Water towers, blast furnaces, grain elevators, barns, gas tanks, and Framework Houses were objects of fascination for the German artists Bernd and Hilla Becher. They were not interested in heroic or iconic structures. The Bechers, who worked in collaboration from the mid-1950s until the mid-2000s, were known for their serial photography of mundane architectural objects. These were objects of the everyday, often fulfilling utilitarian services. The way the Bechers photographed and presented their work demonstrated an obsessive interest in capturing a certain deadpan quality exuded by these objects, a bunch of things seemingly dumb and overly familiar. In doing so they revealed a particular strangeness in their groupings … the objects sitting in their frames so lackluster, yet there’s something else not fully accessible to the viewer.

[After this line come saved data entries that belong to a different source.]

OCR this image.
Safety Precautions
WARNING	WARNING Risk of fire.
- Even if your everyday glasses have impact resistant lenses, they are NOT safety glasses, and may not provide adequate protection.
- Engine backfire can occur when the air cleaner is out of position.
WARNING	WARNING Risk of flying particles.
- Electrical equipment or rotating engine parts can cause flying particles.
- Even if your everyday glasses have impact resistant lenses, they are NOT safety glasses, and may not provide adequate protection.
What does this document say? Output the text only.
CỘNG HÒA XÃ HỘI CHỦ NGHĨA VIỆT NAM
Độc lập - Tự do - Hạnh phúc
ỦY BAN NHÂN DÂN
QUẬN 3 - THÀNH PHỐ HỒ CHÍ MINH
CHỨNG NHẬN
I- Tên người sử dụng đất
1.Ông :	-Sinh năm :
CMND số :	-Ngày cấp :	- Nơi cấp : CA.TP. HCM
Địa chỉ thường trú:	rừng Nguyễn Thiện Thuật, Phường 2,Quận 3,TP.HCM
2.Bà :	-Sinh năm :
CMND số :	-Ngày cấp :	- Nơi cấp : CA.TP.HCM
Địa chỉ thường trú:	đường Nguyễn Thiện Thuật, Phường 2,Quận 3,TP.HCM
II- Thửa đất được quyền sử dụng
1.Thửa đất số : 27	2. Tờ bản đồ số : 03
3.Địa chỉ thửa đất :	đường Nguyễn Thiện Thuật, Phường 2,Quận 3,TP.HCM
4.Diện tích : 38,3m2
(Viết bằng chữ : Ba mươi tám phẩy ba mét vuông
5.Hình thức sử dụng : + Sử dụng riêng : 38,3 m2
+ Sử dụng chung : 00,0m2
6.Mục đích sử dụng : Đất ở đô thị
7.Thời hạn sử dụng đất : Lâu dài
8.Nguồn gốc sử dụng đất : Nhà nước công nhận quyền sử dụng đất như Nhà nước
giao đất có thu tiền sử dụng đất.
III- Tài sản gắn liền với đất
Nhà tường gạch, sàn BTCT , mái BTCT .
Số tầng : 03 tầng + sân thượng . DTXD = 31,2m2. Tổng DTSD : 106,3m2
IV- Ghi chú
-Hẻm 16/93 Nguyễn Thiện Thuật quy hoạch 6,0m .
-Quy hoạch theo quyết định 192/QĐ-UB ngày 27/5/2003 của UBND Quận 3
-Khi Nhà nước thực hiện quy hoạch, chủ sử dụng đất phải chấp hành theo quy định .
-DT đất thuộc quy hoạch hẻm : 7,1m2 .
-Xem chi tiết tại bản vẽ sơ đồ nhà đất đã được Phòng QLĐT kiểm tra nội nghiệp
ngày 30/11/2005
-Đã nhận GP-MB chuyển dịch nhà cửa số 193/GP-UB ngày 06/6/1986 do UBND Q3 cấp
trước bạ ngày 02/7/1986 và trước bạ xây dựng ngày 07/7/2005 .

Much of the Bechers’ work offers material for an architectural investigation … things like typologies, industrial aesthetics, or maybe even structural principles. But our interests have more to do with their attitude and representations. For our purposes we focus on the series titled Framework Houses(1959-73). The Bechers photographed each house from a frontal point of view, cropped tightly within the frame as to remove the object from its context, except for the overcast sky in the background and the ground upon which each house sits. The images of the houses are then placed within a grid and presented as a series of similar types. The Bechers represented nearly all of their projects in this way, serialized by type and removed from context. The collection within each grid then becomes the context for evaluating the work. The aesthetic of the series demands the viewer make a simple observation—despite commonness and commonalities something is not quite right.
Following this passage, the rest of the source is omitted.